Frank, tu as une formation d'historien. Cela t'a servi dans ce cas-ci ?

Frank Giroud : Oui, dans une certaine mesure. Certes, on n'a pas obligatoirement besoin d'une formation universitaire pour traiter un sujet historique : en y mettant le temps et les moyens, tout auteur peut devenir un spécialiste de tel ou tel domaine (cfr Bourgeon et la Marine du XVIIIème). Mais ma vision "généraliste" de l'Histoire me permet de ne pas m'égarer quand je dois naviguer dans une période aussi vaste que celle qui est couverte par Le Décalogue. Il y a les réflexes aussi : je sais de suite où aller chercher tel ou tel renseignement, que ce soit dans un institut (Monde Arabe, Langues Orientales pour les tomes 2 et 10), chez un historien ou un peintre voyageur ( David Roberts pour le tome 9). Autre exemple : pour des raisons dramaturgiques, j'avais besoin d'intégrer une société secrète dans le tome 7, qui se déroule sous la Restauration. J'ai immédiatement pensé à la Charbonnerie. Sans ma formation d'historien, j'y aurais abouti quand même, mais probablement après une longue recherche. Ce sont des petits détails comme ça qui me facilitent la tâche. Mais je suis avant tout un raconteur d'histoire avec un petit "h". La dramaturgie, la psychologie des personnages et la façon dont je bâtis mes récits priment sur le contexte. S'il est parfaitement restitué, tant mieux, mais ce n'est pas le plus important.
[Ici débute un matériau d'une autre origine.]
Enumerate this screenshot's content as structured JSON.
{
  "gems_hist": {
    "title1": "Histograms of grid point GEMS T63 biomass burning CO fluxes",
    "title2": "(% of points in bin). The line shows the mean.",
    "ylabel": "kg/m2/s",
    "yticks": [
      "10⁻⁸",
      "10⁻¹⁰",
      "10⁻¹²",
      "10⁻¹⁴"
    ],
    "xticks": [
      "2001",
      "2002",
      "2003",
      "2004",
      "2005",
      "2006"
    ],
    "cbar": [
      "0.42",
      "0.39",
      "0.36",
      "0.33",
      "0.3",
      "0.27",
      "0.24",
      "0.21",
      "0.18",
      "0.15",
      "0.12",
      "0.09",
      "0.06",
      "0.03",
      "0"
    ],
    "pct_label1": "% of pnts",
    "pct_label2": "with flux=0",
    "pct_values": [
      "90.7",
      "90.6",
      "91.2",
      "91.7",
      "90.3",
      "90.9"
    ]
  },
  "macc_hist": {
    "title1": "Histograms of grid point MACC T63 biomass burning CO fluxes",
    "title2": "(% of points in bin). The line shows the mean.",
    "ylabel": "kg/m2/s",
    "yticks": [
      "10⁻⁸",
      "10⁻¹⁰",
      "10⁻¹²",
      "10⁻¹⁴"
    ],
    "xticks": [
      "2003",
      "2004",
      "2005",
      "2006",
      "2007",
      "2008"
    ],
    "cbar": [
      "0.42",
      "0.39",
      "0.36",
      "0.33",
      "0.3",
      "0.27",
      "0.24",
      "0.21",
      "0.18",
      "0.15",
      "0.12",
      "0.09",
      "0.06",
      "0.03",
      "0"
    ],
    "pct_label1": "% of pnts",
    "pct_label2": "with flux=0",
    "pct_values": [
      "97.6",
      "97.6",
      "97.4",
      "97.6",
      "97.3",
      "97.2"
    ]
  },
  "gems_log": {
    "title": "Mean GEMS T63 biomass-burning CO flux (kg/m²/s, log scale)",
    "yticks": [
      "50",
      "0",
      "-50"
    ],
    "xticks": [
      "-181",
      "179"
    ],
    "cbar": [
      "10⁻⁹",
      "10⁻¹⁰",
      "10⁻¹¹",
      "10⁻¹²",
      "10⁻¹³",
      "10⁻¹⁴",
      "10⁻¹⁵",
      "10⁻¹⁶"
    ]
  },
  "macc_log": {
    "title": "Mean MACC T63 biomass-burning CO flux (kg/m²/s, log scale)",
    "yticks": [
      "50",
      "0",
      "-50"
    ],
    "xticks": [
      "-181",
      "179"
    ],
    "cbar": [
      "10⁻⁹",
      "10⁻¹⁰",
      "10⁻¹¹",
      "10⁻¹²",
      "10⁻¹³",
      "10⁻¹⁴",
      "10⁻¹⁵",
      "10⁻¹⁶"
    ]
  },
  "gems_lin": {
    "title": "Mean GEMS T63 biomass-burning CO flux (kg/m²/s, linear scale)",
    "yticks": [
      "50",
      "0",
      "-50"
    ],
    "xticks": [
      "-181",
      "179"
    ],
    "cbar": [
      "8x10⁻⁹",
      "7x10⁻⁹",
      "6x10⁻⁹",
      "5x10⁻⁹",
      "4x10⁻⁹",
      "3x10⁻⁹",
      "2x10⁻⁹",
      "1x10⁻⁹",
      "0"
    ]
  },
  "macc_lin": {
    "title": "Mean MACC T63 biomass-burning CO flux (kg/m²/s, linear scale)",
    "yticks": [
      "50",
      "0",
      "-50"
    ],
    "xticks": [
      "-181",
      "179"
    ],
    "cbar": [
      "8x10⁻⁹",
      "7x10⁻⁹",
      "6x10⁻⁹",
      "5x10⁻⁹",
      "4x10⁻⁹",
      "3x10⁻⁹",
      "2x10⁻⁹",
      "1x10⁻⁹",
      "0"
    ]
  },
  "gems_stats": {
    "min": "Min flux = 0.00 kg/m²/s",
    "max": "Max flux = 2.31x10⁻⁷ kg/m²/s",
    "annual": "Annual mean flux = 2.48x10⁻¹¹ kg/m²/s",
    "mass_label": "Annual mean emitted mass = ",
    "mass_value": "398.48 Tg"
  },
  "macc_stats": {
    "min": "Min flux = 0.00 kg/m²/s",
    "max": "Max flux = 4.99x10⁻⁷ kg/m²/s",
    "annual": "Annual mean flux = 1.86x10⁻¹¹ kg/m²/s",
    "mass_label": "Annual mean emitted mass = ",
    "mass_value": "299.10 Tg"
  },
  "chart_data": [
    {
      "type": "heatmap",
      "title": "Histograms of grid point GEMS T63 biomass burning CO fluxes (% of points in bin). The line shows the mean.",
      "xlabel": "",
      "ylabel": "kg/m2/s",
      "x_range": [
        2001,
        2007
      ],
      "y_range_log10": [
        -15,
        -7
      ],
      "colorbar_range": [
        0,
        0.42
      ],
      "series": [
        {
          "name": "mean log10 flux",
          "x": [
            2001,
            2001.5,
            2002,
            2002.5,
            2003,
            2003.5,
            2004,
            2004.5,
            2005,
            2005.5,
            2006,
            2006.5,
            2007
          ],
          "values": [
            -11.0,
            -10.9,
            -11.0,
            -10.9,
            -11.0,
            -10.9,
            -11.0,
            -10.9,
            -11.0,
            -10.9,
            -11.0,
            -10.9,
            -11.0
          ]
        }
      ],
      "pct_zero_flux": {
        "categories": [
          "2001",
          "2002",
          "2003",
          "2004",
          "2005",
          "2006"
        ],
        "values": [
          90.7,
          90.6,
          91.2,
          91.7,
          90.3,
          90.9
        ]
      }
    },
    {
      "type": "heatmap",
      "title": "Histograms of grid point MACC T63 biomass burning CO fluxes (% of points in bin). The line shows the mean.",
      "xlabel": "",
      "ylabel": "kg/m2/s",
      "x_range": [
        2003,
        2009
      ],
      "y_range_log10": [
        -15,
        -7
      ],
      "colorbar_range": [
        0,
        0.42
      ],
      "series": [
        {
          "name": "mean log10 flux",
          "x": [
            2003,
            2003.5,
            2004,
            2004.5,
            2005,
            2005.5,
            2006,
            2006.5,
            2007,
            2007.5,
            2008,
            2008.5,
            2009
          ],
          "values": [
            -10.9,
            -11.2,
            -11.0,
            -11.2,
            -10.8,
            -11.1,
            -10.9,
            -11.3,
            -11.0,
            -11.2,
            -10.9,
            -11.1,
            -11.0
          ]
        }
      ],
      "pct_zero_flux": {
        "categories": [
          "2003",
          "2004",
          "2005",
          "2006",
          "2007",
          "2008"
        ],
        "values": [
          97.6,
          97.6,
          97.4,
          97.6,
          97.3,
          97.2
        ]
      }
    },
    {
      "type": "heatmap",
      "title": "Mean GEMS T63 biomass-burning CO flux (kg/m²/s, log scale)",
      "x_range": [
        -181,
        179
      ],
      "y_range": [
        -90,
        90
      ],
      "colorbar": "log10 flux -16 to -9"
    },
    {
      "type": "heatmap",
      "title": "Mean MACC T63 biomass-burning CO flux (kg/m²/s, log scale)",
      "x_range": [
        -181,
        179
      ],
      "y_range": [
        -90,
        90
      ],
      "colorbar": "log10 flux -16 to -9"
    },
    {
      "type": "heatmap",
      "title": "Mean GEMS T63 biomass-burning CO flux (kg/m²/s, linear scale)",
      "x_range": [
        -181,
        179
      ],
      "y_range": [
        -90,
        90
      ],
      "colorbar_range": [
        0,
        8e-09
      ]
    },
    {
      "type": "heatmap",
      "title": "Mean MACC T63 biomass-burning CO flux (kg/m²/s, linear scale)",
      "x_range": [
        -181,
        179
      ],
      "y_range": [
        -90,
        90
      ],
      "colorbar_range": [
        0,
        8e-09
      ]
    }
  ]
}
Alors, ici, dans le cadre de la psychologie des personnages, tu n'as pas la possibilité de l'approfondir d'un album à l'autre puisque tu n'as pas les mêmes protagonistes. Cela ne te manque pas de n'avoir - malgré tes dix albums - aucune place pour approfondir l'un ou l'autre protagoniste ?

Frank Giroud : D'abord, j'ai obtenu 54 pages par album, 8 de plus que le format normal. C'est encore assez peu, c'est vrai, mais il faut faire avec : entre autre, en choisissant avec discernement des actes brefs mais forts qui vont poser les personnages, les planter avec plus d'impact que vingt pages de texte. On peut aussi affiner la psychologie d'un protagoniste par le biais du décor dans lequel il vit, par ses vêtements, par ses animaux familiers, ou même par son physique. Et là, l'aide du dessinateur est primordiale.

Dans le premier tome, il y a le chat. Il est présent d'un bout à l'autre.

Frank Giroud : Tous les dessinateurs ne savent pas dessiner les chats. Joseph, lui, a rendu "Nessie" presque humain : du coup, j'ai pu lui donner plus de place que je n'en avais prévu au départ. Il joue d'abord le rôle d'un interlocuteur involontaire, ce qui me permet parfois de faire passer plus facilement une explication. Mais les facéties du chat lui-même, la façon dont Simon le traite, dont il réagit avec lui, donnent des indications sur la personnalité du héros. Et puis, en dehors du chat, il y a d'autres détails, son amour des maquettes, sa façon de parler ou de se comporter face à sa compagne, des tas de petits riens qui, en quelques cases, donnent une idée assez complète de ce qu'il est lui-même.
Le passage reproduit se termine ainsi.